Lots of main course specials too, all priced around the 12 to 14 euro mark. There was a Red wine braised boeuf bourguignon, a pan-fried fillet of cod, Vegetarian baked flat mushrooms, and a vegetarian quiche,  just to give you an idea. All substantial dishes indeed. And there were salads and sandwiches of course.
Munster has many delicious cheeses, including the very special St Tola
that you'll see on quite a few menus.

By the way, if you find yourself travelling from Mitchelstown in the direction of Kilkenny or Waterford, you could make a stop at the Dove Hill Irish Design Centre a few miles east of Carrick-on-Suir. Meadows and Byrne and Blarney Woollen Mills are among the outlets here. Fashion, Homewares, Furniture and Food are the main areas of interest. Quite a few Irish producers represented in the major food display and there is also a very large stand-alone garden centre on-site.
Sweet things at the Ardkeen Quality Food store in Dove Design Centre, Carrick-on-Suir

There is a busy café Lily Mai’s on the mezzanine of the main building. We weren't long after lunch in Mitchelstown, so we called to the newly opened Ardkeen Food café for a coffee. It has its own cottage-style entrance but is also part of and fully open to the main building - more shopping here, Pandora Bell nougat and Lorge chocolate included - before enjoying a cup of Joe from their barista. The coffee was good but I must say I always find it hard to enjoy it fully in a paper cup - I know I may be in a minority here!
A wall of whiskey at Celtic Whiskey Bar and Larder in Killarney

No shortage of visits to Kerry. Recently I’ve enjoyed my lunch-time calls to the Celtic Whiskey Bar & Larder in Killarney. You may eat as much or as little as you like here in this friendly place, anything from soup of the day to a substantial pie. Speaking of which, one of our favourites was the very tasty Chicken, Leek and Mushroom pie. Others to watch out for are the Lamb Liver, with streaky bacon and slathered in a delicious onion gravy and served with sourdough toast and their Roast Barbary Duck Salad.
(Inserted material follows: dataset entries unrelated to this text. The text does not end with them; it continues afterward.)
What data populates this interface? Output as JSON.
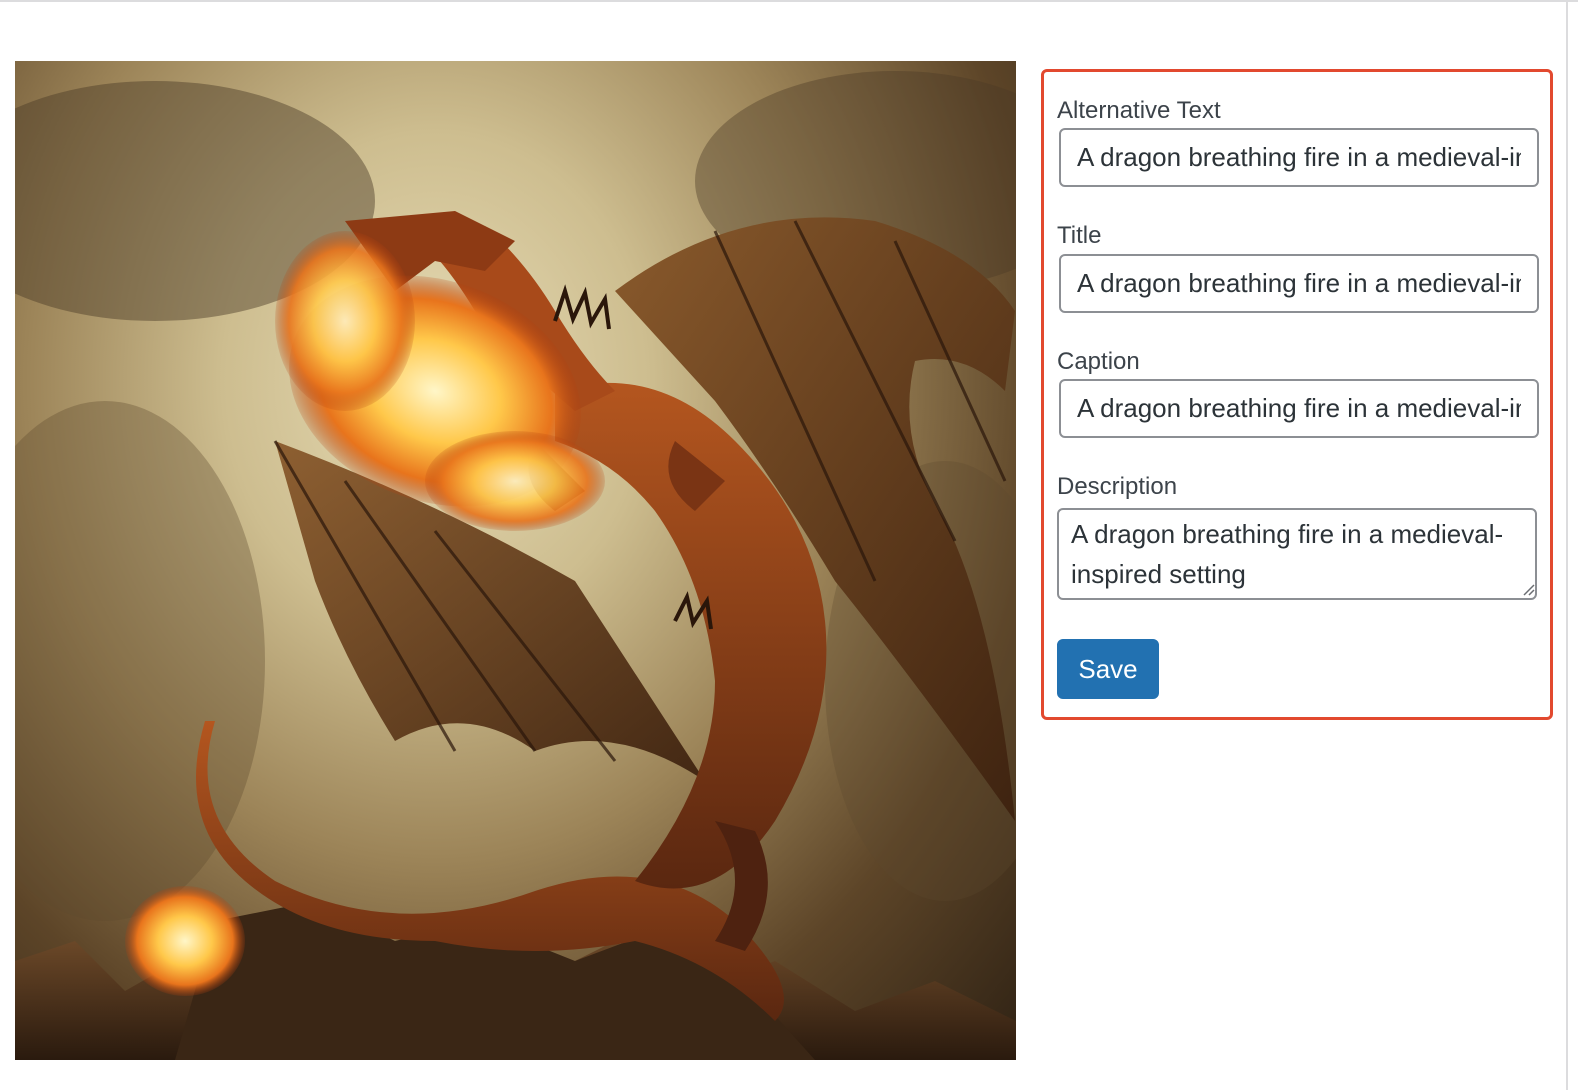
{
  "preview": {
    "alt": "A dragon breathing fire in a medieval-inspired setting"
  },
  "fields": {
    "alt_text": {
      "label": "Alternative Text",
      "value": "A dragon breathing fire in a medieval-inspired setting"
    },
    "title": {
      "label": "Title",
      "value": "A dragon breathing fire in a medieval-inspired setting"
    },
    "caption": {
      "label": "Caption",
      "value": "A dragon breathing fire in a medieval-inspired setting"
    },
    "description": {
      "label": "Description",
      "value": "A dragon breathing fire in a medieval-inspired setting"
    }
  },
  "actions": {
    "save_label": "Save"
  },
  "colors": {
    "highlight_border": "#e2492f",
    "primary_button": "#2271b1",
    "input_border": "#8c8f94",
    "label_text": "#3c434a"
  }
}
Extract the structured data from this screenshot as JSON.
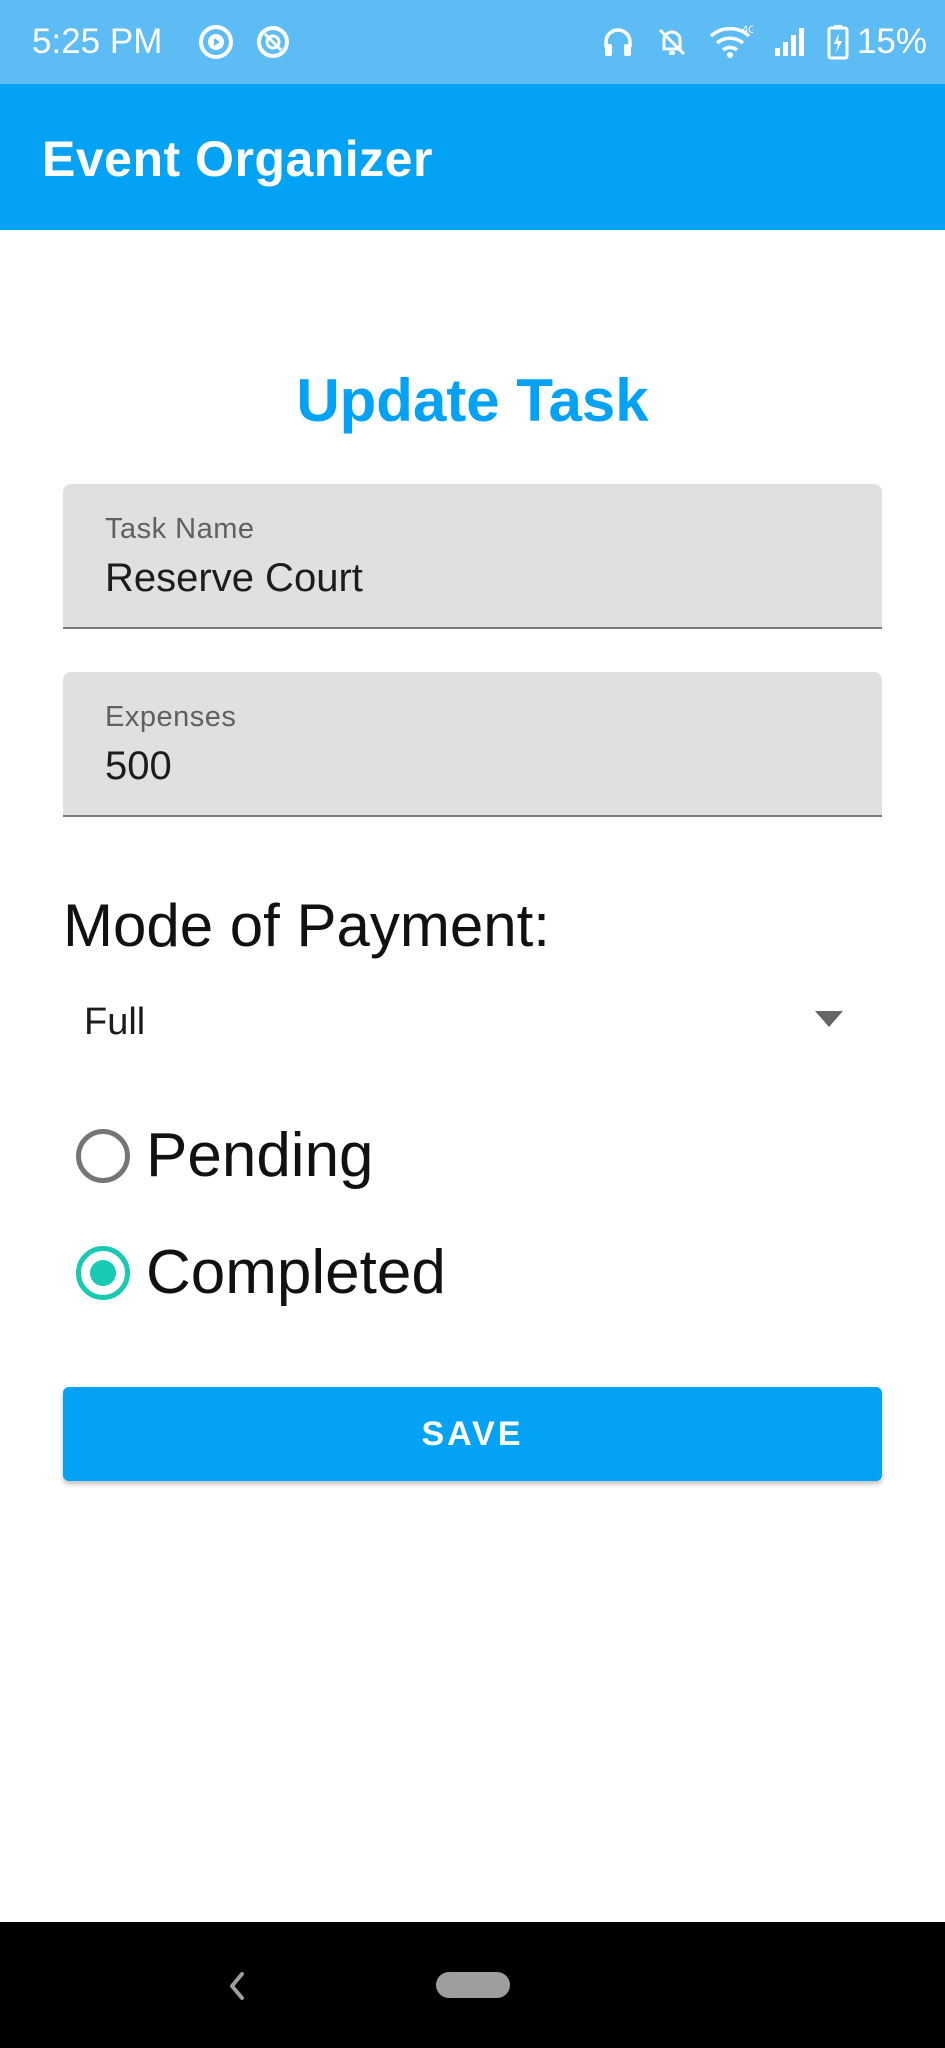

Heather, on the Gap of Dunloe, is well worth a visit.  And don’t miss out on The Strawberry Field and Pancake Cottage about 3 kilometres out the Sneem Road from Moll’s Gap. 
Strawberry Field

You'll find craft beer across Munster
at restaurants such as Blair's Inn.
Believe it or not, this rural treasure has been here, not forever, but since 1997. Then Margaret and Peter Kerssens opened their family business, now very popular with locals and tourists alike. The farmhouse itself has stood here looking out over the Kerry mountains and valleys since the 1800s and these days it is both a restaurant specialising in pancakes and also a craft shop (includes oil paintings by Margaret).
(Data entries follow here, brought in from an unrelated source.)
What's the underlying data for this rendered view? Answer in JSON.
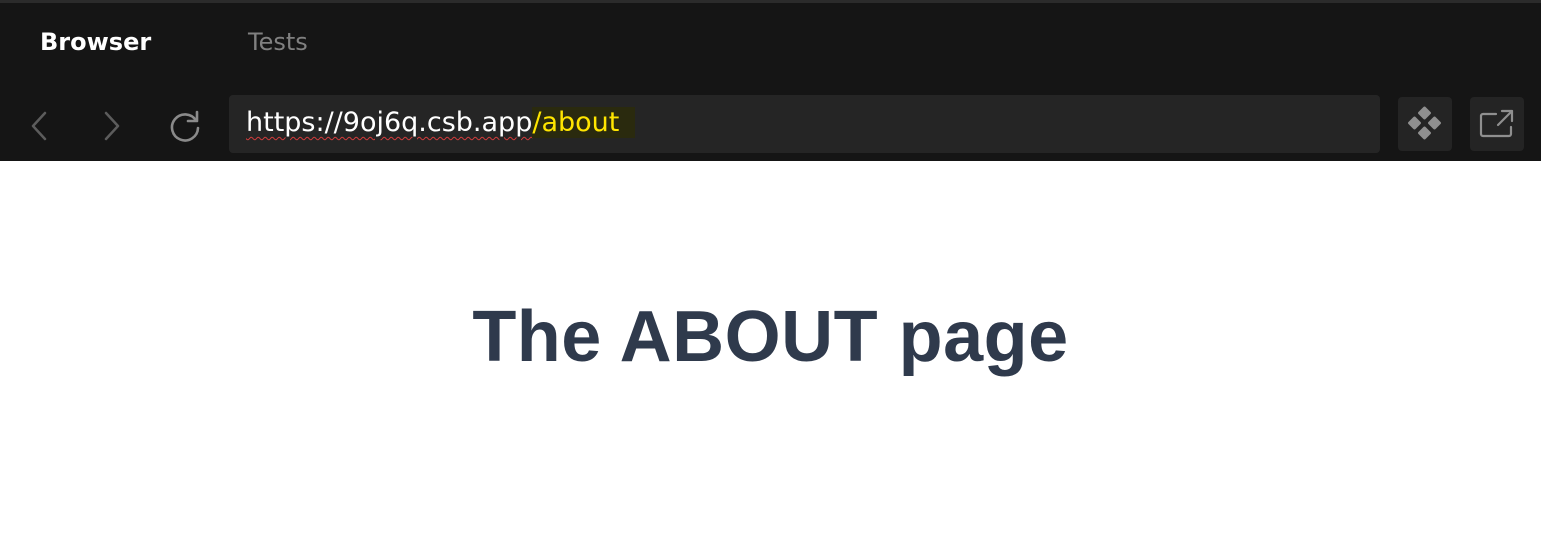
{
  "tabs": [
    {
      "label": "Browser",
      "active": true
    },
    {
      "label": "Tests",
      "active": false
    }
  ],
  "navigation": {
    "back_icon": "chevron-left-icon",
    "forward_icon": "chevron-right-icon",
    "refresh_icon": "refresh-icon"
  },
  "address_bar": {
    "host": "https://9oj6q.csb.app",
    "path": "/about"
  },
  "actions": {
    "devtools_icon": "devtools-icon",
    "open_external_icon": "open-in-new-window-icon"
  },
  "page": {
    "heading": "The ABOUT page"
  },
  "colors": {
    "toolbar_background": "#151515",
    "address_background": "#252525",
    "path_highlight": "#ffe500",
    "heading": "#2f3a4c"
  }
}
Back to Cork then and in the village of Cloghroe you’ll find Blair’s Inn. In winter, the fires are burning and the company's good. You’ll get the same company in the summer in the garden by the little Sheep River. 
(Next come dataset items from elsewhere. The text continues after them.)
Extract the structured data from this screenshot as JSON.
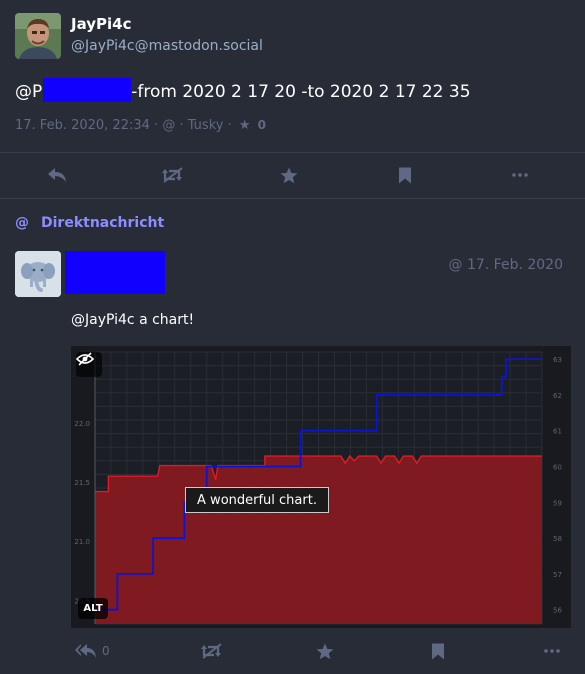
{
  "main_status": {
    "display_name": "JayPi4c",
    "account": "@JayPi4c@mastodon.social",
    "content_prefix": "@P",
    "content_rest": "-from 2020 2 17 20 -to 2020 2 17 22 35",
    "timestamp": "17. Feb. 2020, 22:34",
    "visibility_glyph": "@",
    "application": "Tusky",
    "favourites_count": "0"
  },
  "direct_label": {
    "icon": "@",
    "text": "Direktnachricht"
  },
  "reply": {
    "time": "@ 17. Feb. 2020",
    "text": "@JayPi4c a chart!",
    "alt_badge": "ALT",
    "tooltip": "A wonderful chart.",
    "replies_count": "0"
  },
  "colors": {
    "background": "#282c37",
    "accent": "#8c8dff",
    "muted": "#606984",
    "redaction": "#1200ff",
    "chart_area": "#8a1a20",
    "chart_line_red": "#e01b22",
    "chart_line_blue": "#0a14d8"
  },
  "chart_data": {
    "type": "line",
    "left_axis_ticks": [
      "22.0",
      "21.5",
      "21.0",
      "20.5"
    ],
    "left_axis_values": [
      22.0,
      21.5,
      21.0,
      20.5
    ],
    "right_axis_ticks": [
      "63",
      "62",
      "61",
      "60",
      "59",
      "58",
      "57",
      "56"
    ],
    "right_axis_values": [
      63,
      62,
      61,
      60,
      59,
      58,
      57,
      56
    ],
    "ylim_left": [
      20.3,
      22.6
    ],
    "ylim_right": [
      55.6,
      63.2
    ],
    "xlim": [
      0,
      100
    ],
    "grid": true,
    "series": [
      {
        "axis": "left",
        "style": "area",
        "x": [
          0,
          3,
          3,
          14,
          14,
          14.5,
          15,
          26,
          26,
          27,
          27.5,
          28,
          38,
          38,
          40,
          40,
          55,
          55,
          56,
          57,
          58,
          59,
          60,
          61,
          62,
          63,
          64,
          65,
          66,
          67,
          68,
          69,
          70,
          71,
          72,
          73,
          74,
          75,
          100
        ],
        "y": [
          21.42,
          21.42,
          21.55,
          21.55,
          21.55,
          21.64,
          21.64,
          21.64,
          21.64,
          21.52,
          21.64,
          21.64,
          21.64,
          21.72,
          21.72,
          21.72,
          21.72,
          21.72,
          21.66,
          21.72,
          21.68,
          21.72,
          21.72,
          21.72,
          21.72,
          21.72,
          21.66,
          21.72,
          21.72,
          21.72,
          21.66,
          21.72,
          21.72,
          21.72,
          21.66,
          21.72,
          21.72,
          21.72,
          21.72
        ]
      },
      {
        "axis": "right",
        "style": "step",
        "x": [
          0,
          5,
          5,
          13,
          13,
          20,
          20,
          25,
          25,
          30,
          30,
          46,
          46,
          63,
          63,
          81,
          81,
          91,
          91,
          92,
          92,
          100
        ],
        "y": [
          56,
          56,
          57,
          57,
          58,
          58,
          59,
          59,
          60,
          60,
          60,
          60,
          61,
          61,
          62,
          62,
          62,
          62,
          62.5,
          62.5,
          63,
          63
        ]
      }
    ]
  }
}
And it’s also a terrific place for craft beer, one of the first places in Ireland where I was given a multi-page craft beer menu to choose from. Excellent well sourced well cooked food is a given here. A laugh and a smile are also guaranteed, directions too if you’re a tourist seeking the next beauty spot or watering hole; they’ve even been known to change a wheel for a customer. 

So no need to worry if you're on the motorways of Munster and start to feel hungry! A good lunch is never very far away. Happy Munching as you visit the Munster towns.